Training at the best computer vision course typically consists of three modules: creating infrastructure, basics of machine learning and studying computer vision.

The first block at a computer vision online course can be called introductory. Since specialists in the field of computer vision rely on knowledge of mathematics and programming when solving problems, at the start they will have to study from scratch or brush up on topics from higher mathematics, mathematical analysis and linear algebra, as well as work with the Python language. Don’t worry if your knowledge is limited to school mathematics, which was “long ago and not true”: we will help you improve the necessary topics in the first module, so that in the future all students can move through the program at the same rhythm.

The second module is entirely devoted to machine learning.

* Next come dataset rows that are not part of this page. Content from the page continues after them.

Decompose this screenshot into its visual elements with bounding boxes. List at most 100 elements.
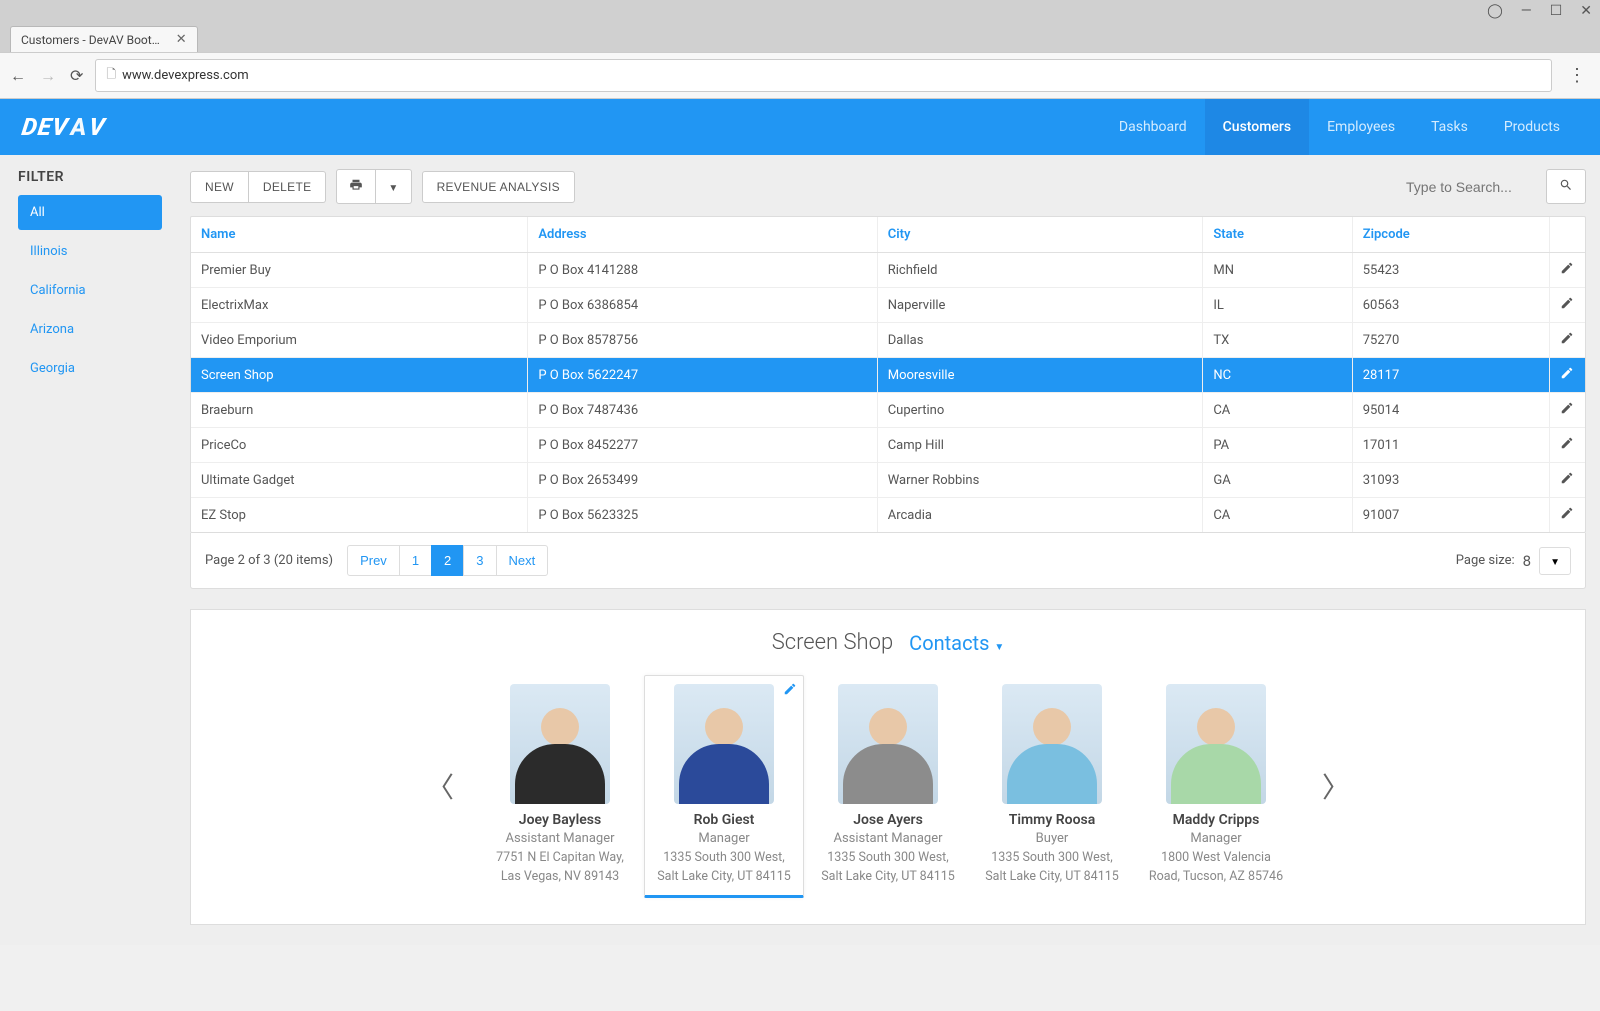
cell-city: Cupertino — [877, 393, 1203, 428]
cell-city: Arcadia — [877, 498, 1203, 533]
browser-tab[interactable]: Customers - DevAV Boot… ✕ — [10, 26, 198, 52]
contact-card[interactable]: Rob GiestManager1335 South 300 West,Salt… — [644, 675, 804, 898]
search-button[interactable] — [1546, 169, 1586, 204]
page-size-value: 8 — [1523, 552, 1531, 570]
contact-address: 1335 South 300 West,Salt Lake City, UT 8… — [979, 849, 1125, 887]
contacts-next-button[interactable]: 〉 — [1314, 766, 1358, 806]
cell-name: Video Emporium — [191, 323, 528, 358]
delete-button[interactable]: DELETE — [249, 171, 326, 203]
contacts-prev-button[interactable]: 〈 — [418, 766, 462, 806]
pager-buttons: Prev123Next — [347, 545, 548, 576]
pager-button-2[interactable]: 2 — [431, 545, 464, 576]
user-icon[interactable]: ◯ — [1487, 3, 1503, 19]
edit-contact-button[interactable] — [783, 682, 797, 700]
nav-item-products[interactable]: Products — [1486, 99, 1578, 155]
cell-city: Naperville — [877, 288, 1203, 323]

It helps solve computer vision problems faster and easier. For example, for facial recognition, you can expertly describe facial features based on questions that are asked when compiling an identikit. Or you can feed the algorithm a lot of photographic portraits with markings about which face belongs to whom, and then the algorithm itself will learn to extract features by which faces can be identified. In the future, if you need to determine who is in the photo, the algorithm will only need a database of portraits. If there is a photo of the person you need, the system itself will easily find him.

In the second module you will examine probability theory and mathematical statistics. Students will practice solving problems using fundamental algorithms and data structures in Python, become familiar with Python libraries for Data Science (NumPy, Matplotlib), as well as machine learning algorithms.

Finally, in the third module at this machine vision course you will analyze the main tasks of computer vision, we will work with mathematical morphology and the OpenCV and PIL libraries!